No passado mês de Dezembro, um painel de investigação emitiu um relatório que foi entregue ao Hospital. Salientava que o Dr. Kelvin estava convicto que a sua colega, a Drª. Tiffany, tinha condições para concluir o transplante sozinha. No entanto, os dois médicos não tinham discutido nenhum plano de emergência. O Dr. Kelvin também não tinha tomado medidas para evitar eventuais conflitos entre as chamadas de emergência do Hospital Queen Mary e as marcações na clínica privada.

O relatório concluiu que o procedimento do Dr. Kelvin foi “inaceitável” e “desnecessário”.

O painel de investigação recomendou que o Hospital Queen Mary lançasse um código de conduta de forma a regular os papéis e responsabilidades do pessoal honorário. O Hospital foi também instado a realçar que, os médicos de serviço devem agir atempadamente de forma a dar resposta pronta às necessidades dos pacientes.

Após a publicação do relatório o Dr.Kelvin afirmou: “Aceito as conclusões do relatório. Continuo ao serviço do Hospital a tempo parcial. O meu cargo a tempo inteiro na Universidade de Hong Kong mantem-se.”

A Autoridade Hospitalar de Hong Kong está a considerar separar os processos de forma a determinar se o Dr. Kelvin deverá ou não ser acusado.

O chefe da unidade de transplantes do fígado da Universidade de Hong Kong, o Professor Lo Chung-mau, declarou que o Dr. Kelvin é um médico muito dedicado. Adiantou ainda que, se for castigado e impedido de trabalhar no de Hospital Queen Mary, serão os doentes os principais prejudicados. O Professor Lo prosseguiu: “Nestes casos, o objectivo da punição não deve ser provocar mal-estar – mas sim permitir que mais doentes sejam ajudados.”

O Professor Lo disse ainda que aqui não está em causa a ética profissional, mas sim o julgamento pessoal do Dr. Kevin. “Se ele tivesse deixado o doente por motivos pessoais, digamos, para ir ao restaurante ou ao cinema, estaria em causa a ética profissional. No entanto, acredito que nesta situação, ele foi obrigado a pôr no prato da balança as duas situações… Se ele não tivesse ido à clínica, o outro doente poderia processá-lo.”

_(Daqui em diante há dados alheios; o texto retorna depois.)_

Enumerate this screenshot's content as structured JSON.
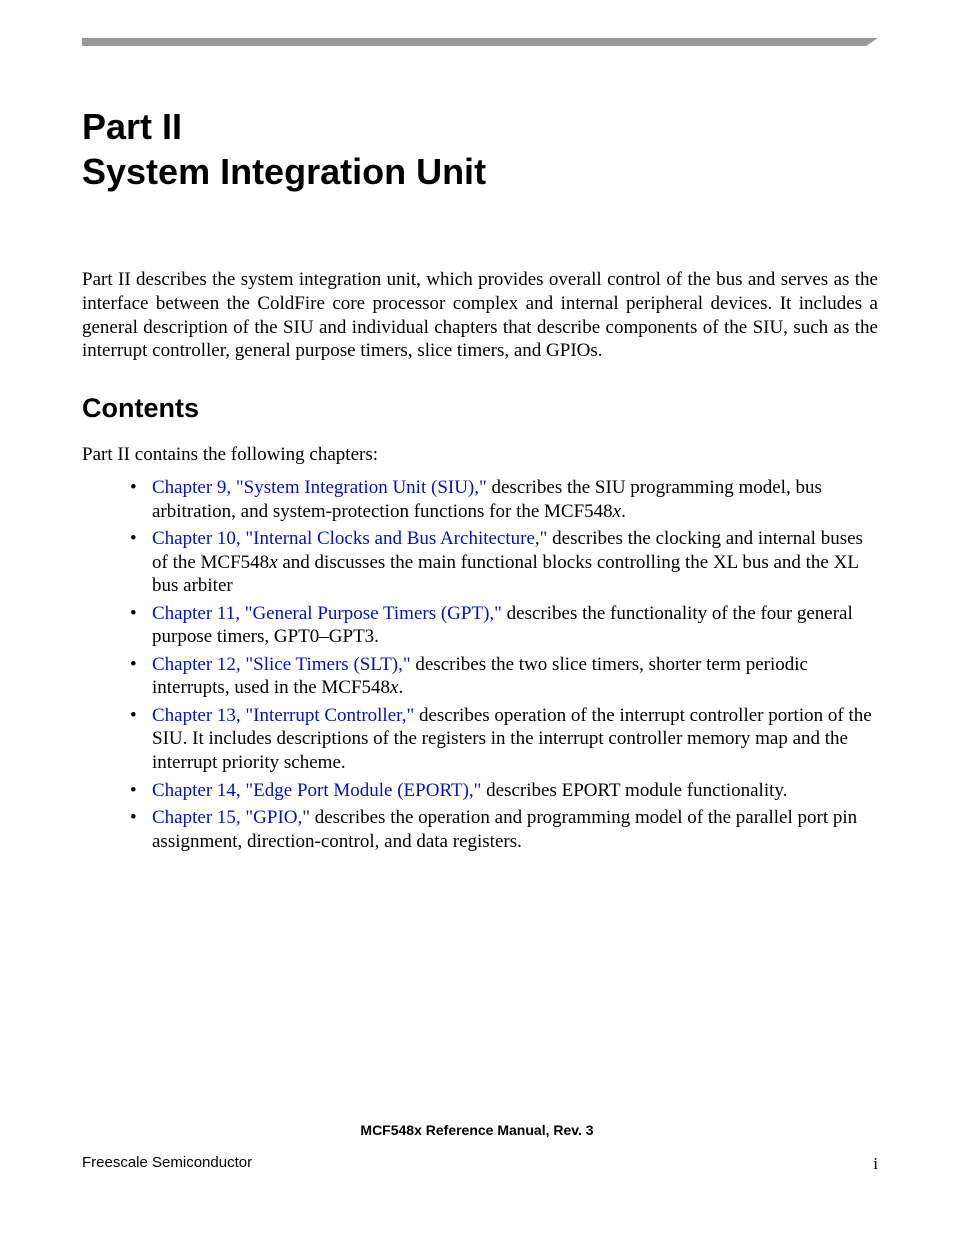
{
  "title": {
    "line1": "Part II",
    "line2": "System Integration Unit"
  },
  "intro": "Part II describes the system integration unit, which provides overall control of the bus and serves as the interface between the ColdFire core processor complex and internal peripheral devices. It includes a general description of the SIU and individual chapters that describe components of the SIU, such as the interrupt controller, general purpose timers, slice timers, and GPIOs.",
  "contents": {
    "heading": "Contents",
    "intro": "Part II contains the following chapters:",
    "items": [
      {
        "link": "Chapter 9, \"System Integration Unit (SIU),\"",
        "desc_before": " describes the SIU programming model, bus arbitration, and system-protection functions for the MCF548",
        "italic": "x",
        "desc_after": "."
      },
      {
        "link": "Chapter 10, \"Internal Clocks and Bus Architecture,\"",
        "desc_before": " describes the clocking and internal buses of the MCF548",
        "italic": "x",
        "desc_after": " and discusses the main functional blocks controlling the XL bus and the XL bus arbiter"
      },
      {
        "link": "Chapter 11, \"General Purpose Timers (GPT),\"",
        "desc_before": " describes the functionality of the four general purpose timers, GPT0–GPT3.",
        "italic": "",
        "desc_after": ""
      },
      {
        "link": "Chapter 12, \"Slice Timers (SLT),\"",
        "desc_before": " describes the two slice timers, shorter term periodic interrupts, used in the MCF548",
        "italic": "x",
        "desc_after": "."
      },
      {
        "link": "Chapter 13, \"Interrupt Controller,\"",
        "desc_before": " describes operation of the interrupt controller portion of the SIU. It includes descriptions of the registers in the interrupt controller memory map and the interrupt priority scheme.",
        "italic": "",
        "desc_after": ""
      },
      {
        "link": "Chapter 14, \"Edge Port Module (EPORT),\"",
        "desc_before": " describes EPORT module functionality.",
        "italic": "",
        "desc_after": ""
      },
      {
        "link": "Chapter 15, \"GPIO,\"",
        "desc_before": " describes the operation and programming model of the parallel port pin assignment, direction-control, and data registers.",
        "italic": "",
        "desc_after": ""
      }
    ]
  },
  "footer": {
    "title": "MCF548x Reference Manual, Rev. 3",
    "left": "Freescale Semiconductor",
    "right": "i"
  }
}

Este caso deu muito que falar em Hong Kong e não deixa de ser compreensível. Abandonar um paciente durante uma operação é caso para preocupação generalizada. Quando um doente se submete a uma cirurgia, põe a sua vida nas mãos do médico. Felizmente, nesta situação não houve consequências graves. Se tivesse havido alguma complicação que afectasse a saúde do doente, o médico podia ter sido processado por negligência. Mas, como não houve danos, a questão da negligência não se coloca.

Será que abandonar um doente durante uma operação implica quebra do código de conduta profissional? A resposta depende da natureza do código de conduta em causa. Os códigos de conduta implementados pelo Conselho Médico são preceitos e normas que regulam os procedimentos médicos. Se o código de conduta não especificar que o médico não pode abandonar o doente durante uma operação, dificilmente se poderá falar de má prática profissional.

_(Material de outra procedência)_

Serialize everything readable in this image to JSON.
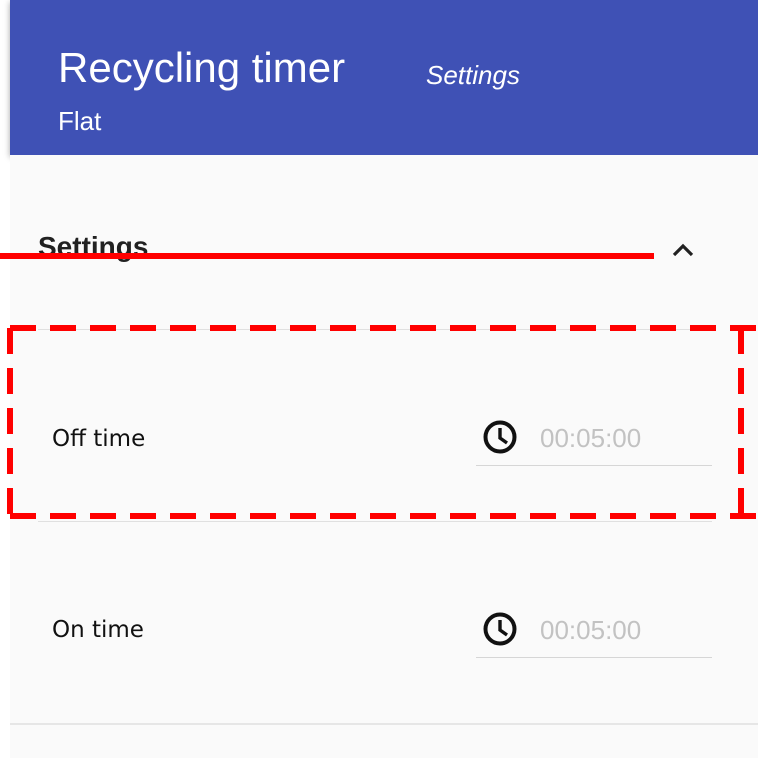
{
  "header": {
    "title": "Recycling timer",
    "subtitle": "Settings",
    "device": "Flat"
  },
  "section": {
    "title": "Settings",
    "expand_icon": "chevron-up-icon"
  },
  "rows": [
    {
      "label": "Off time",
      "value": "00:05:00",
      "icon": "clock-icon"
    },
    {
      "label": "On time",
      "value": "00:05:00",
      "icon": "clock-icon"
    }
  ],
  "colors": {
    "header_bg": "#3f51b5",
    "content_bg": "#fafafa",
    "annotation": "#ff0000",
    "value_text": "#c2c2c2"
  }
}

Pelo que se sabe, o Dr. Kelvin será castigado internamente, mas, no entanto, devemos ter em conta as declarações do Professor Lo. Se o Hospital reduzir o horário de consultas do Dr. Kelvin, os doentes serão afectados pela ausência de um médico altamente qualificado. Mas se não houver qualquer punição, vão fazer ouvir-se muitas vozes em Hong Kong. Aparentemente, estamos perante um dilema.

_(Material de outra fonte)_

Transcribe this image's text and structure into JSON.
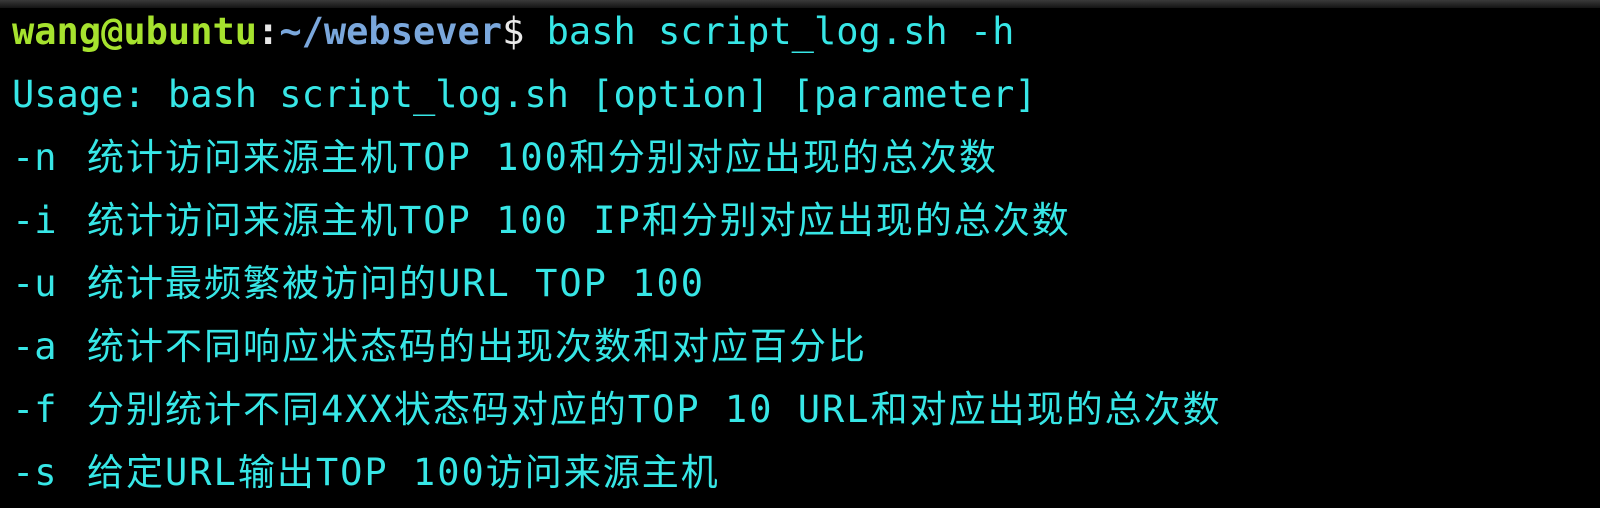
{
  "prompt": {
    "user_host": "wang@ubuntu",
    "colon": ":",
    "path": "~/websever",
    "symbol": "$",
    "command": " bash script_log.sh -h"
  },
  "output": {
    "usage": "Usage: bash script_log.sh [option] [parameter]",
    "options": [
      {
        "flag": "-n",
        "desc": "统计访问来源主机TOP 100和分别对应出现的总次数"
      },
      {
        "flag": "-i",
        "desc": "统计访问来源主机TOP 100 IP和分别对应出现的总次数"
      },
      {
        "flag": "-u",
        "desc": "统计最频繁被访问的URL TOP 100"
      },
      {
        "flag": "-a",
        "desc": "统计不同响应状态码的出现次数和对应百分比"
      },
      {
        "flag": "-f",
        "desc": "分别统计不同4XX状态码对应的TOP 10 URL和对应出现的总次数"
      },
      {
        "flag": "-s",
        "desc": "给定URL输出TOP 100访问来源主机"
      }
    ]
  },
  "colors": {
    "background": "#000000",
    "prompt_user": "#a6e22e",
    "prompt_path": "#7aa7dc",
    "output_text": "#37e6e6"
  }
}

Seja como for, é inaceitável um médico abandonar um doente durante uma operação. Não se pode permitir este comportamento. É necessário implementar novas regras de conduta da prática médica de forma a impedir que casos semelhantes ocorram no futuro. A experiência de Hong Kong é vital para Macau, já que é necessário reflectir sobre a melhor forma de alterar o nosso sistema de saúde.